Папские легаты сделали все, что могли, особенно кардинал Перигорский, который, по словам английского хрониста Джеффри Ле-Бейкера, убедил стороны отложить сражение "из почтения к Святой Церкви и во избежание пролития христианской крови"[214]. Талейран воспользовался паузой и разъезжал туда-сюда между французским и английским лагерями в попытке найти мирное разрешение противостояния. "Сражение в тот день было остановлено кардиналом Перигорским, — пишет хронист Жан Фруассар, — который искренне старался заключить мир, но тщетно, поскольку ни одна из сторон его не желала"[215]. Вместо этого обе стороны использовали отсрочку для более тщательной подготовки к сражению: английская армия получила столь необходимый отдых, в то время как "французская армия увеличилась на тысячу латников и гораздо больше простых людей"[216].
На следующий день, когда мирные переговоры провалились, началась битва. Ситуация была похожа на ту, что сложились при Креси в 1346 году. Снова английская армия уступала французам по численности. "Вся армия принца, включая всех, не насчитывала и 8.000 человек; в то время как французы, считая всевозможных людей, имели до 60.000 бойцов, в числе которых было более 3.000 рыцарей"[217], утверждает Фруассар (хотя в действительности общее число французов, вероятно, было ближе к 16.000). И опять же, англичане, вооруженные длинными луками, имели технологическое превосходство, и это превосходство, очевидно, признавал и принц Эдуард, который специально обратился к своим лучникам отдельно от основной части армии. "Случай, время и опасности делают из боязливых людей очень сильных и выносливых, честь и любовь к Англии, и желание получить богатую добычу, должны воодушевить вас"[218], — кричал Черный принц, пытаясь побудить этот важный контингент к выполнению поставленной задачи. И снова английская армия сражалась дисциплинированно и слаженно, в то время как французский король разместил свои войска хаотично, что позволило англичанам отбивать врага по частям, тем самым сводя на нет численное превосходство французов.
Тем не менее обе стороны сражались доблестно, и никто не проявил большего мужества, чем король Франции, который вместе со своим младшим сыном находился в гуще сражения. Наконец, после отчаянной борьбы стало очевидно, что стрелы лучников и оборонительная тактика боя выбранная Эдуарда одержали верх. Молодой рыцарь, сражавшийся на стороне англичан, увидев, что король Франции окружен, обратился к Иоанну: "Сир, сдавайтесь, сдавайтесь, или вы погибните!". Король, видя безнадежность своего положения, протянул ему свою правую латную перчатку и сказал: "Я сдаюсь вам"[219].
Пленение короля вызвало смятение среди еще сражавшихся французов и привело к всеобщему бегству их с поля боя. Среди тех, кто бежал (совершенно бесславно, в глазах народа), был старший сын Иоанна, Дофин Карл; младший же сын короля, Филипп, которому на тот момент было всего четырнадцать лет, попал в плен вместе с отцом. Принц Эдуард обращался с королевскими пленниками с изысканной вежливостью, сопроводив их в Англию с большой помпой. Король Франции вскоре был поселен в Виндзорском замке, где, по словам Фруассара, "к нему относились с величайшим вниманием, для него были организованы охоты с собаками и ястребами и другие развлечения"[220], пока он ожидал выплаты за себя непосильного выкупа, который должны были собрать его подданные.

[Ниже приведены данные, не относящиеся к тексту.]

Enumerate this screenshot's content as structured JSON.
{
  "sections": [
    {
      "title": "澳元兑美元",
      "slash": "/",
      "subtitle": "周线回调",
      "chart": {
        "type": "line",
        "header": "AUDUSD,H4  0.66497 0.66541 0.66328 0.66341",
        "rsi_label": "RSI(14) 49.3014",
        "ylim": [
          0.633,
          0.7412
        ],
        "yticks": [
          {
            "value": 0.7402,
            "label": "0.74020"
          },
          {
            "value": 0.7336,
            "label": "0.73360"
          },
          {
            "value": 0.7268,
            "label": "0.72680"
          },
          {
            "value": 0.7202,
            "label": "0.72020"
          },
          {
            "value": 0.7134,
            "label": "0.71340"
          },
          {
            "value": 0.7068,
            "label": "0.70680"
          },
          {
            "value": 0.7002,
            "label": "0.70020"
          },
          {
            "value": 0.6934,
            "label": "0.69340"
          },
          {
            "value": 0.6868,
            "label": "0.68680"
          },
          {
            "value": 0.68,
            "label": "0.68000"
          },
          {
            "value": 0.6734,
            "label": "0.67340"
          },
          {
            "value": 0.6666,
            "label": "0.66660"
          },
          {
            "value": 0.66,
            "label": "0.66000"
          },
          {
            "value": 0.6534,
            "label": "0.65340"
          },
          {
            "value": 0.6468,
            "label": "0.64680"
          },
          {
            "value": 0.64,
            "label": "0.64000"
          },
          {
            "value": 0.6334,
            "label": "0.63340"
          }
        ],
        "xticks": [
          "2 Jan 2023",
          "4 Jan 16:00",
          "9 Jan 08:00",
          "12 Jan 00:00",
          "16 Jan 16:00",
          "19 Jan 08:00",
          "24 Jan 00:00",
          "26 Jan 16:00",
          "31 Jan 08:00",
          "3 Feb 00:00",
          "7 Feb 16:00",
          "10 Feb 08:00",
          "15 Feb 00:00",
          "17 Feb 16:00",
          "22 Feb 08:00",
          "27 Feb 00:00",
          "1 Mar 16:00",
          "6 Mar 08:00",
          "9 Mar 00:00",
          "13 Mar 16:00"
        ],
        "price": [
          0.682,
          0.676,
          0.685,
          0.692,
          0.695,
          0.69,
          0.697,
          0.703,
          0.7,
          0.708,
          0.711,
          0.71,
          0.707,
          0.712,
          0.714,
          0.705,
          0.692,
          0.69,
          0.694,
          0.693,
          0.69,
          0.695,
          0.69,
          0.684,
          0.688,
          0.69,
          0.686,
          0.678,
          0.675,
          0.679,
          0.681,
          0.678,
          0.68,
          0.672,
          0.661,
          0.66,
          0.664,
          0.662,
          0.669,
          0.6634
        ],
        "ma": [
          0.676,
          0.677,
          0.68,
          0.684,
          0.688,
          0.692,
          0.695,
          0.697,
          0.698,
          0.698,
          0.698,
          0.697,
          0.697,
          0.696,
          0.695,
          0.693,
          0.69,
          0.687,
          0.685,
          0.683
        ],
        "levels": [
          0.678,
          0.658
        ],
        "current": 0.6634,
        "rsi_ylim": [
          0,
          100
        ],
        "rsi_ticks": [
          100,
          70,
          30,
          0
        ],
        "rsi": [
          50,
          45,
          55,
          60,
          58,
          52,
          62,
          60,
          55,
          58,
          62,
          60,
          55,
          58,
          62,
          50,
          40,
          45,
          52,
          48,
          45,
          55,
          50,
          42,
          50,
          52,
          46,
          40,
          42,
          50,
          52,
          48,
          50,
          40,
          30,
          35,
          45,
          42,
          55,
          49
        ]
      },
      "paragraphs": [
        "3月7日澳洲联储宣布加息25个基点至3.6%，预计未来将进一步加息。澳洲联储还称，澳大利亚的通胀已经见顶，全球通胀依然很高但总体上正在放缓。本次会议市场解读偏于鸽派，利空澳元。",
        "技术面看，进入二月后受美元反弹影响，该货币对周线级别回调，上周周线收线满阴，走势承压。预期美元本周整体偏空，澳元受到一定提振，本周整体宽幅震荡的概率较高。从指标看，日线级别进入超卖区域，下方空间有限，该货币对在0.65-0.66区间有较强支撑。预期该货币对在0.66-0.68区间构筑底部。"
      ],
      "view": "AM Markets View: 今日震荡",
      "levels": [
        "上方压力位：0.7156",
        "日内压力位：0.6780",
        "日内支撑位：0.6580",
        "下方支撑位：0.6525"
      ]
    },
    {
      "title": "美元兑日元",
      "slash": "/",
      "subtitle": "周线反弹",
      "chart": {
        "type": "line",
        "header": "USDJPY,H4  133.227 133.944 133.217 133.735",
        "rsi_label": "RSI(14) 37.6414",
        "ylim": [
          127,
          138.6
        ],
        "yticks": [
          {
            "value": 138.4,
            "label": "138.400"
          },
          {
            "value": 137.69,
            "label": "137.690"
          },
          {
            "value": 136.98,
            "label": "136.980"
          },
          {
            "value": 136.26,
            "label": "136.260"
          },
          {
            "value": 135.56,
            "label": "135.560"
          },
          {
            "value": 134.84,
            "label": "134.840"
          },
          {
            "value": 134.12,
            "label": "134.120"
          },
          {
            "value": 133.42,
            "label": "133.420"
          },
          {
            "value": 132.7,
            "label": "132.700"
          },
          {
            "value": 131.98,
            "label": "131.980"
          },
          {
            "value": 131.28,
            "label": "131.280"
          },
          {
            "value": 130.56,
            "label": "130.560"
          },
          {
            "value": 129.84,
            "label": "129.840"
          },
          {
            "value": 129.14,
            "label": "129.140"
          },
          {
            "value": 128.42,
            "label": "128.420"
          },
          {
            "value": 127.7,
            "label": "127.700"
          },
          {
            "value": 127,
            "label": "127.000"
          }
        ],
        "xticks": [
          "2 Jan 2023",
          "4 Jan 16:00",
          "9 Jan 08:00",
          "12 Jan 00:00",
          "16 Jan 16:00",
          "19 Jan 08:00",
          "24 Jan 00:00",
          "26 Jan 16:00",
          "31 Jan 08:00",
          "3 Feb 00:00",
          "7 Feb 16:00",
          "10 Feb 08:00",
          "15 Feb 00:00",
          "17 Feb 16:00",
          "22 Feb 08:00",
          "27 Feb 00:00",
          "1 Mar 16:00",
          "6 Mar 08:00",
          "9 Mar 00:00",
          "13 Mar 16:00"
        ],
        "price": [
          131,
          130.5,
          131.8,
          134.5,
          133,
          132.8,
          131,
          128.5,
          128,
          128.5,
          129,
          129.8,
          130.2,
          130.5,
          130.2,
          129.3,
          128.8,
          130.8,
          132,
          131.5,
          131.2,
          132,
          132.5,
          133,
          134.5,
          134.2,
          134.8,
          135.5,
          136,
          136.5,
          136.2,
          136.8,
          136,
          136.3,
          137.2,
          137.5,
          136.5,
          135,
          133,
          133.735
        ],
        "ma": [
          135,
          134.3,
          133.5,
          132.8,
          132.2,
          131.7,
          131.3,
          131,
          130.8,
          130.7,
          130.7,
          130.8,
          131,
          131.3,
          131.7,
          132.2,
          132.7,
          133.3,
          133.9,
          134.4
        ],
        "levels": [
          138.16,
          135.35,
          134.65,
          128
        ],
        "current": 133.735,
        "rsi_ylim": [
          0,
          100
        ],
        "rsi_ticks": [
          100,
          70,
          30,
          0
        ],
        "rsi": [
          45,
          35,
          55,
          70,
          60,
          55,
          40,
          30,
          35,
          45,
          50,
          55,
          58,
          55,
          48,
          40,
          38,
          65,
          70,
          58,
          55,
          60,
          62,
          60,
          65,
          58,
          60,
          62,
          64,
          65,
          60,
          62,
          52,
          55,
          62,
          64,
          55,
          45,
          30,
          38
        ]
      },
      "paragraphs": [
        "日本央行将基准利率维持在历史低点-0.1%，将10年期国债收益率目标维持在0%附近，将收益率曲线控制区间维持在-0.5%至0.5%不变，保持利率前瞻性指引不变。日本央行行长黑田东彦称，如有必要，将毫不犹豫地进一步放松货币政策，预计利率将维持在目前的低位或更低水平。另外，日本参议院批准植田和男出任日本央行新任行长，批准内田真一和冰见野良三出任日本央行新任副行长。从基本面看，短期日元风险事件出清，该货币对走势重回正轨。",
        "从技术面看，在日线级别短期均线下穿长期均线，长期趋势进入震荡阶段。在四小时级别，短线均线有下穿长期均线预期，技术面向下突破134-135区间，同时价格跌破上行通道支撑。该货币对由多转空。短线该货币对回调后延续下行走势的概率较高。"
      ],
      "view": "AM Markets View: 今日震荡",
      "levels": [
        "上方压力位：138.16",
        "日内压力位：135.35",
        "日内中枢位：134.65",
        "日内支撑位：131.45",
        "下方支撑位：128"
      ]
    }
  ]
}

Тысячи людей, сражавшихся на стороне французов, оказались не столь удачливы, как король; окрестности Пуатье были усеяны знаменами и телами убитых, среди которых было около 2.426 рыцарей и дворян. Это истребление французской аристократии отразилось и на неаполитанской истории. Невезение Роберта Дураццо, из-за которого ему пришлось провести значительную часть жизни в той или иной темнице, продолжилось, и этот молодой человек, изгнанный годом ранее из Авиньона, прибыл во Францию как раз вовремя, чтобы быть принятым на службу королем Иоанном и отправиться в роковой поход к Пуатье. Роберт был убит в пылу сражения во время особенно страшной стычки с войсками Эдуарда. Сам Черный принц опознал Роберта и приказал положить его тело на щит. "Отнесите его кардиналу Перигорскому и передайте, что я приветствую его этим"[221], — приказал, в качестве мрачной шутки, Эдуард, заметивший, что некоторые люди из свиты Талейрана, хотя и якобы нейтральные, сражались в тот день на стороне французов.